This appears on the 2005-2006 Departures thread affixed to the top of the message board: "Add: William Kuskin, Chair and Assoc. Prof. of English, to Univ. of Colorado at Boulder as Assoc. Prof."
What gives over there? How many chairs has English had during the past three or four years?
As for what gives, well the Dome hasn't yet figured out that most of our faculty are good enough to get better jobs other places; when you make their lives a living hell, they leave. Simple enough.
It is confirmed. Pood made counter offers that were insufficient. Colorado is supplying a job for William's spouse. Plus, its Colorado-Boulder, simply one of the most beautiful towns in America and a top-notch school. A great coup for Kuskin. Keep your eyes and ears open for more major CoAL departures soon.
Angeline wrote: It is confirmed. Pood made counter offers that were insufficient. Colorado is supplying a job for William's spouse. Plus, its Colorado-Boulder, simply one of the most beautiful towns in America and a top-notch school. A great coup for Kuskin. Keep your eyes and ears open for more major CoAL departures soon.
Kudos to William Kuskin and his wife...great people and wonderful scholars to boot. I had Kuskin for two classes that I took as a grad student at USM...he was a dynamic, marvelous teacher who knew his subject and always empowered his students. USM's loss once again, sad to say.
Larger question: who is left among senior faculty to be chair now? Jonathan Barron? Ellen Weinauer? Jameela Lares? Stan Hauer? Maureen Ryan? Will be interesting to see how this shakes out in the English Dept.
Aubrey Lucas understood that if you didn't have money to give people,and you didn't have nice facilities for them, you could give them respect and a pleasant place to work. For twenty years that approach fostered a number of pockets of excellence on the campus and anamazingly high faculty retention rate. Now we see that a life time ofwork and caring has been undone in a few short years. This university will never recover given the recent successes of Ole Miss and the bias of IHL. USM is becoming a big Delta State. I can only wonder how long it will take for the athletic boosters and the alumni to figure out they have been duped. The only thing that has prevented a total collapse is PERS and a tight academic market.
SOS, I know you hope you're wrong. Does anyone have a handle on numbers of "PERS" slaves vs. tenured faculty who have TIAA-CREF or one of the other plans? Are new hires going into PERS or are they taking one of the optional plans? In other words, how long until the PERS situation won't hold things together?

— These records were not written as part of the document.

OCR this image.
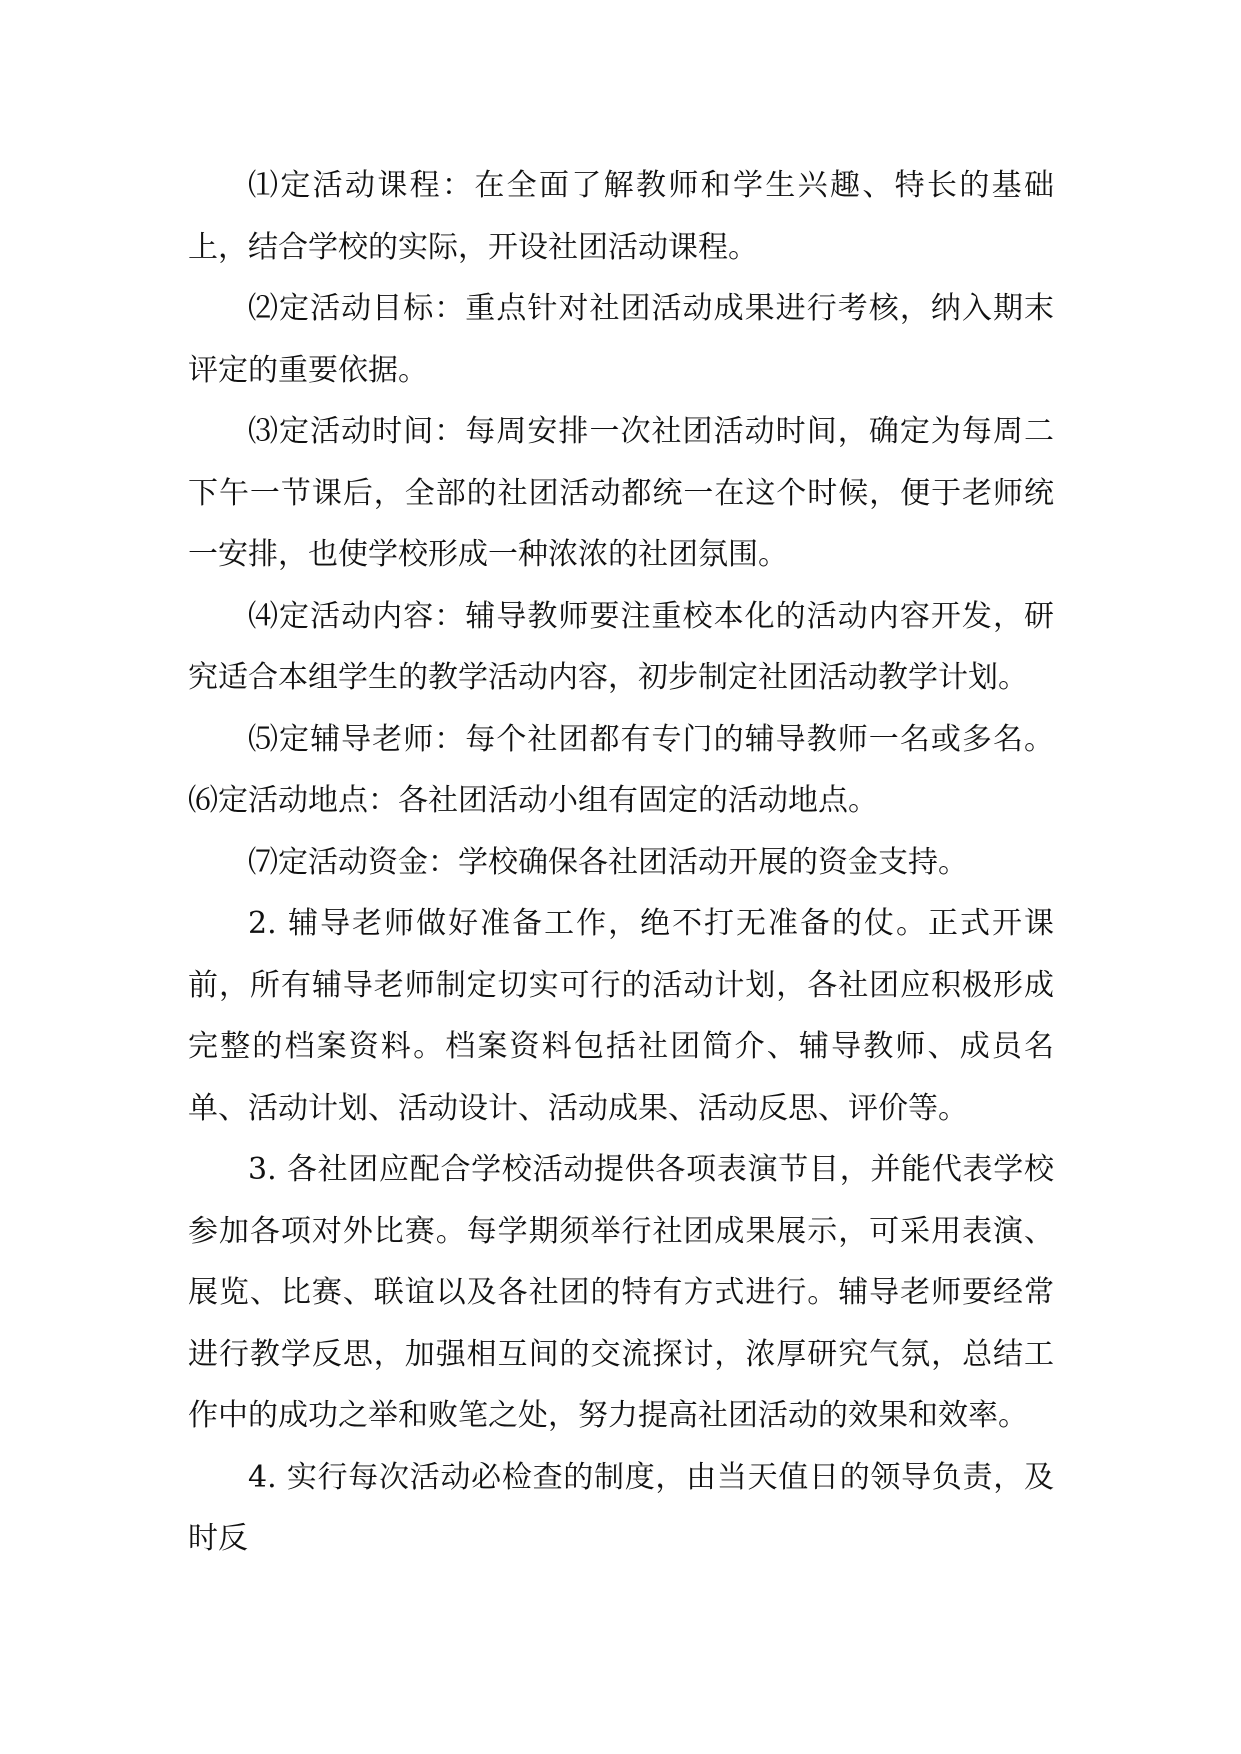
⑴定活动课程：在全面了解教师和学生兴趣、特长的基础上，结合学校的实际，开设社团活动课程。

⑵定活动目标：重点针对社团活动成果进行考核，纳入期末评定的重要依据。

⑶定活动时间：每周安排一次社团活动时间，确定为每周二下午一节课后，全部的社团活动都统一在这个时候，便于老师统一安排，也使学校形成一种浓浓的社团氛围。

⑷定活动内容：辅导教师要注重校本化的活动内容开发，研究适合本组学生的教学活动内容，初步制定社团活动教学计划。

⑸定辅导老师：每个社团都有专门的辅导教师一名或多名。⑹定活动地点：各社团活动小组有固定的活动地点。

⑺定活动资金：学校确保各社团活动开展的资金支持。

2. 辅导老师做好准备工作，绝不打无准备的仗。正式开课前，所有辅导老师制定切实可行的活动计划，各社团应积极形成完整的档案资料。档案资料包括社团简介、辅导教师、成员名单、活动计划、活动设计、活动成果、活动反思、评价等。

3. 各社团应配合学校活动提供各项表演节目，并能代表学校参加各项对外比赛。每学期须举行社团成果展示，可采用表演、展览、比赛、联谊以及各社团的特有方式进行。辅导老师要经常进行教学反思，加强相互间的交流探讨，浓厚研究气氛，总结工作中的成功之举和败笔之处，努力提高社团活动的效果和效率。

4. 实行每次活动必检查的制度，由当天值日的领导负责，及时反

My imperfect memory is that 1989 was the first year TIAA-CREEF was available.
PERS persons are still a pretty high percentage of the faculty. There was a nice burst of hiring in the 1980s.
No sane new hire gets into PERS. I've yet to meet one.
If 1989 is correct, then we've got about a decade. This won't be a bomb, just a slow fall into a lower average quality of faculty. We would need to start paying premiums with money we don't have. The effects aren't just USM specific. My friends at UM and MSU are also counting the years, watching their depts. slowly melt away, and buffing their resumes. Nobody asks why you are leaving MS, everyone knows.
SOS, I know you hope you're wrong. Does anyone have a handle on numbers of "PERS" slaves vs. tenured faculty who have TIAA-CREF or one of the other plans? Are new hires going into PERS or are they taking one of the optional plans? In other words, how long until the PERS situation won't hold things together?
LVN, one way to think about this is to look at the ratio of retirees to total departures using babbs' (now ceces') lists. Across the fours years of Thames, these are (approx) 0.33, 0.43, 0.22 and 0.25. Notice the dropoff from the first two years to the second. My guess is that the last ratio will be more like 0.20 or lower when all is said and done for this year. The "PERS slave" is already on the endangered species list, and falling.
This came up the other night, and I recall commenting that it's common in higher ed. Remember my "wife-swapping" doctors? I don't recall this board getting too bent out of shape over it.
In many venues, help finding spouses a job is part of the recruitment process.
Angeline wrote: ...Colorado is supplying a job for William's spouse. ...
asdf responded: I thought this was a bad thing that lead to academic corruption.
In all probability, Colorado advertised two different tenure-track jobs for which they qualified.
Since women have entered the profession, and since many couples meet in graduate school, academic couples are increasingly looking for tenure-track jobs in the same locale or even the same institution. But good attracts good, so it is not so surprising that two great hires would be married to each other.
It is confirmed. Pood made counter offers that were insufficient. Colorado is supplying a job for William's spouse. Plus, its Colorado-Boulder, simply one of the most beautiful towns in America and a top-notch school. A great coup for Kuskin. Keep your eyes and ears open for more major CoAL departures soon.
Welcome to God's country!! We'll be all the better with you and your wife joining us. And it is . . . Boulder. A complete no-brainer.
asdf wrote: Angeline wrote: ...Colorado is supplying a job for William's spouse. ... I thought this was a bad thing that lead to academic corruption.
Kuskin's wife taught at Tulane--no schlub department--and she's a sharp, first rate scholar. How do you know that Williams wasn't the spousal hire? Both will contunue their good work in Colorado. Congrats to them both.
USM's salaries have fallen so far behind the fourth-rate institutions with whom we compete for faculty that it is becoming very difficult to fill positions with good people, even in the humanities.